The benefits in question are yet to be confirmed, but at the CCCA's Board meeting last week Councillor Holmes said that it may include streetscaping improvements to Nepean Street and Cooper Street, plus money for affordable housing and for improvements to Jack Purcell Park.

With the City's own planners saying it's OK to build 27-storey buildings all the way to the lot line on this site, we'd have next to no chance to win a lower height at the OMB, so the community benefits are the most we can hope to get from this. Hopefully the City will come to an agreement with Claridge, and Claridge won't pull a fast one on us again by using a loophole to bail out of their side of the deal (like they did with the "portrait gallery" site).

Tuesday will no doubt give us an interesting meeting, but it's just the first of many. There are over a half dozen more rezoning applications for new buildings already in the pipe. One of the many reasons to join your community association is making sure there is strong community input to the planning process as our neighbourhood continues to develop. Download the CCCA membership form (PDF) today and join!


  1. thanks for reporting this one. seems really foolish to build something on such a small lot!! this city is out of control. they need to smarten up and start saying NO. If they build that on that small land, it'll look ridiculous and cause nothing but trouble.
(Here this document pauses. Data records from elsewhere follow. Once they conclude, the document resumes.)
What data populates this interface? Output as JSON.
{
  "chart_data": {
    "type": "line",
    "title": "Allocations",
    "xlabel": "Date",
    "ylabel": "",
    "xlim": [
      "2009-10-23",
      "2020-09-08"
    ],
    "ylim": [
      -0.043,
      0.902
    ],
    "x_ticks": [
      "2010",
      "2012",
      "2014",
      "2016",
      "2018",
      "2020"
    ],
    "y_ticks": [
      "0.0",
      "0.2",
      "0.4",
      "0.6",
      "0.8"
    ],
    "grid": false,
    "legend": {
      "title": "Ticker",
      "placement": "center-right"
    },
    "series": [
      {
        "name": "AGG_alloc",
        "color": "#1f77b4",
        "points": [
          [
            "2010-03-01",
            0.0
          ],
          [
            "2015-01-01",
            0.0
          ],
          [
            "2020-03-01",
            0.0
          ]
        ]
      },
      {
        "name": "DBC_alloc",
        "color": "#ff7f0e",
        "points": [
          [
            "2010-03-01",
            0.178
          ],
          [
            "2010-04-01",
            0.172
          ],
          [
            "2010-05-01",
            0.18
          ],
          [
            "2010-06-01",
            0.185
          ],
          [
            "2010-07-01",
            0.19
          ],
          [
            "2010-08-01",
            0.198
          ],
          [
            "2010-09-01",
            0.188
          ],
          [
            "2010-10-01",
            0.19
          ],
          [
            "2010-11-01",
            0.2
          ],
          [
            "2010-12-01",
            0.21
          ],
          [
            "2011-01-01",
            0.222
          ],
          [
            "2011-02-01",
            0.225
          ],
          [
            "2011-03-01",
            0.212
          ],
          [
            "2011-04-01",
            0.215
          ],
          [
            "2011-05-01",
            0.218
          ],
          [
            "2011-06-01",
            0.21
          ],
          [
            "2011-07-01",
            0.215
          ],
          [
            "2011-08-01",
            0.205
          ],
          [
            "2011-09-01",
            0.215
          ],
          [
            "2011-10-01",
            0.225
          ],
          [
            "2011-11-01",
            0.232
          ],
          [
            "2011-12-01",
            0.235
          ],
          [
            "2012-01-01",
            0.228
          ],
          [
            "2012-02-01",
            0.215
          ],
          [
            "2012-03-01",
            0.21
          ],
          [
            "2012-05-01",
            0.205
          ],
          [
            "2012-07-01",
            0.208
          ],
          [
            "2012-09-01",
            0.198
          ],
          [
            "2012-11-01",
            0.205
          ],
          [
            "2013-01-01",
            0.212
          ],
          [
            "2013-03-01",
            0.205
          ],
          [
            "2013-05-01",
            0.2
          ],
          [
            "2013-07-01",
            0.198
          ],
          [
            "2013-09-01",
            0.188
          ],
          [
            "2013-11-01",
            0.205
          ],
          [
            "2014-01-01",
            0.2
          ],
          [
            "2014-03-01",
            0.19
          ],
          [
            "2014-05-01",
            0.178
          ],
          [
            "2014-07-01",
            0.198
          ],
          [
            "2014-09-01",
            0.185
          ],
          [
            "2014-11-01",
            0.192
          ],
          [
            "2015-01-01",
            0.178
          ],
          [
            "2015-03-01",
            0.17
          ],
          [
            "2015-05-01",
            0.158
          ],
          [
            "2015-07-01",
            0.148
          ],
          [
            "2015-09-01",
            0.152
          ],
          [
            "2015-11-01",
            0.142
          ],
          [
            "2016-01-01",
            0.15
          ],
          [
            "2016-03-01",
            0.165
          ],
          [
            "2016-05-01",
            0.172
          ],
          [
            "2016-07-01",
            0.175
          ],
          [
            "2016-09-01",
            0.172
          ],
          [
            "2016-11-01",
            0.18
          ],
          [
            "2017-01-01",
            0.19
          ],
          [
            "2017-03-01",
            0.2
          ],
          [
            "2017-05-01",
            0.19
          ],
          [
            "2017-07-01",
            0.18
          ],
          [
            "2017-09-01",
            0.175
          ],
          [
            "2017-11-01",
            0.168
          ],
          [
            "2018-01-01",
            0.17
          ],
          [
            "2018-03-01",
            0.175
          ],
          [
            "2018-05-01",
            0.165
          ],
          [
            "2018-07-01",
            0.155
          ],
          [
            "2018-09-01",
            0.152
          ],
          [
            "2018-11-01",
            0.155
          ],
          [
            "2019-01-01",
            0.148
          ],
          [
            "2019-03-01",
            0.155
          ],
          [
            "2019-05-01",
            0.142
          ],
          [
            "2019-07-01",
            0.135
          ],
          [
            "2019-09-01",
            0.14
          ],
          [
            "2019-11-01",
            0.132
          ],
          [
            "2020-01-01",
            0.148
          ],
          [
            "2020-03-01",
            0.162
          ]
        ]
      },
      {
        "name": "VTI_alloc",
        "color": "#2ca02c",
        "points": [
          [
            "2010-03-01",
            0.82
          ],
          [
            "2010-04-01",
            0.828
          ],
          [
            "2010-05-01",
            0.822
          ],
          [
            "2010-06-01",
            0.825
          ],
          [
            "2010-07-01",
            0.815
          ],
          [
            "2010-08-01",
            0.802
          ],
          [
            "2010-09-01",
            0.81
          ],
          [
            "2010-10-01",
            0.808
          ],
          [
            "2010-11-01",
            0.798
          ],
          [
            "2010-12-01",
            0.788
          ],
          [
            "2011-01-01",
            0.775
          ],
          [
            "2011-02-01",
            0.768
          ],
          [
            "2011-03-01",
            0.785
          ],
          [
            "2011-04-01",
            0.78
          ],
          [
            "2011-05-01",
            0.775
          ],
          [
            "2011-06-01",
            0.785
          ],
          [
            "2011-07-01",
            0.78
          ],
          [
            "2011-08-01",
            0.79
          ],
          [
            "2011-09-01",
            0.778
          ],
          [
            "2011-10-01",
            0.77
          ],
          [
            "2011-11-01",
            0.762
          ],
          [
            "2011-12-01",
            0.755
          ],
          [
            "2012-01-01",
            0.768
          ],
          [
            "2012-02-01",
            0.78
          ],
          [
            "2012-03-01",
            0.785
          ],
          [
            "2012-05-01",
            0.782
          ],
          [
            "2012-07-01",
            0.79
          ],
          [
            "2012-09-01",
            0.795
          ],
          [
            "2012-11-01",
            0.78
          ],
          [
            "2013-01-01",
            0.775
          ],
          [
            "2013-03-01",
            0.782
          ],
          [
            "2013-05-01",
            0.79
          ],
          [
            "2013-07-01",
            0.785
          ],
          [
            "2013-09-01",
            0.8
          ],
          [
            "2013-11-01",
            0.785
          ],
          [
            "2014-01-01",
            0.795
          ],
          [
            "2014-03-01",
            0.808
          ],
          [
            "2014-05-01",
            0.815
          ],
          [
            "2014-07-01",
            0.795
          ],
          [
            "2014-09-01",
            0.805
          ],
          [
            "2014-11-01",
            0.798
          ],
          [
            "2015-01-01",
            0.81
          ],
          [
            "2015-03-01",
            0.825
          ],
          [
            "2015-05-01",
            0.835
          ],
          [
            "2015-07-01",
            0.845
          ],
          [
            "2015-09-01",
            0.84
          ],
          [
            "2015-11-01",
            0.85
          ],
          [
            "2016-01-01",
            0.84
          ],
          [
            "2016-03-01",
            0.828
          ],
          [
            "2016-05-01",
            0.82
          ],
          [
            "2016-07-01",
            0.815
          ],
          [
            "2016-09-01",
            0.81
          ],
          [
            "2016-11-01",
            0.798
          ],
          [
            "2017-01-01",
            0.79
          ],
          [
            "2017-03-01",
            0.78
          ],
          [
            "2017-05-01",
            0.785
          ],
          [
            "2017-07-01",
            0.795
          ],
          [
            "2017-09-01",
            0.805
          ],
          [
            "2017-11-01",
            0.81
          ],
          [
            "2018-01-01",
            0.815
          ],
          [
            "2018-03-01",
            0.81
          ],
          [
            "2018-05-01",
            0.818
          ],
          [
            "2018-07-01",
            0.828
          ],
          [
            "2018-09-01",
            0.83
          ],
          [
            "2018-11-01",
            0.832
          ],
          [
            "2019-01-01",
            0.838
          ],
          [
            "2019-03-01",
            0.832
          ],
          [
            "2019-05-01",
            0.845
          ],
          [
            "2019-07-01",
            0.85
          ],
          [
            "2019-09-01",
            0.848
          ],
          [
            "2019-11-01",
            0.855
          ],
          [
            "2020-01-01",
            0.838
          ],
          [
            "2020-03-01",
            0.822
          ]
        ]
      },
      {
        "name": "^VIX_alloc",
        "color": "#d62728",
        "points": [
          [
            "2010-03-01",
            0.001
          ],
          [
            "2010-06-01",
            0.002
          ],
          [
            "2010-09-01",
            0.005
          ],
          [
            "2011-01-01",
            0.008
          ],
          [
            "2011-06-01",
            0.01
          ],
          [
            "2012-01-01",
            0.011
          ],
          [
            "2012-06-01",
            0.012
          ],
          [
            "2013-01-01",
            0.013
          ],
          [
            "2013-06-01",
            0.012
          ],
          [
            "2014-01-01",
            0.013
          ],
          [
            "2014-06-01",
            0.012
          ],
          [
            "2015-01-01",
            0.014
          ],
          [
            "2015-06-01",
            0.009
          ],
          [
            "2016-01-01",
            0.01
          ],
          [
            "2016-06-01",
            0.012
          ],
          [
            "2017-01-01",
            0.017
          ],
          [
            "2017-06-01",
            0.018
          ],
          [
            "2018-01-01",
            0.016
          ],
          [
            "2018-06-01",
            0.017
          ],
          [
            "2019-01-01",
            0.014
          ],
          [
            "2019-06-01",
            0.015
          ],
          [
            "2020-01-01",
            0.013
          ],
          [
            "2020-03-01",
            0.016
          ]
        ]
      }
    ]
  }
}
  2. I agree that Place Bell is grotesque, but that's on account of its dreadful street presence.

    What's grotesque about its height?

  3. Is the city "out of control" or is it really that the city does not have the power to say no. Claridge also seems to be the slowest builder around. If these go up at the rate Lebreton is it will be years and years before completion.

  4. You can't have to both ways you can say no to urban sprawl and no to building downtown its has to be one or the others.With that said could this project be better sure but work has to be done on both sides saying no will help no one.


  5. Jayme - we're not saying no buildings downtown. We want the parking lots to be developed. The Centretown Plan encourages it. But the plan, as well as the zoning, encourages buildings that aren't so large that streetscapes become block-to-block walls of concrete and brick. If every site on this block were developed with this kind of building, you'd no longer get sunlight at the street level for most of the year, because they're so tall and so close to the lotlines.

    At least Charlesfort argues that he was redistributing the density of the existing zoning (though I'm skeptical of the math), so that there is still space for life to happen at the ground level.

    Remember that we don't go back home to some place in the suburbs at the end of the day. We live here, and we need parks, schools, daycares, grocery stores, and all the other amenities of daily life in our neighbourhood. We also need sunlight, fresh air, and streets that aren't wind tunnels.

    The existing zoning has more than enough room to meet and exceed the intensification goals of the City's Official Plan through development of vacant lots. The existing zoning, as well as the Centretown Plan, were also conducted with much more public input than any individual building application. Applications dismiss the zoning and the various community-supported plans to drop buildings in without any planning context like so many concrete middle fingers.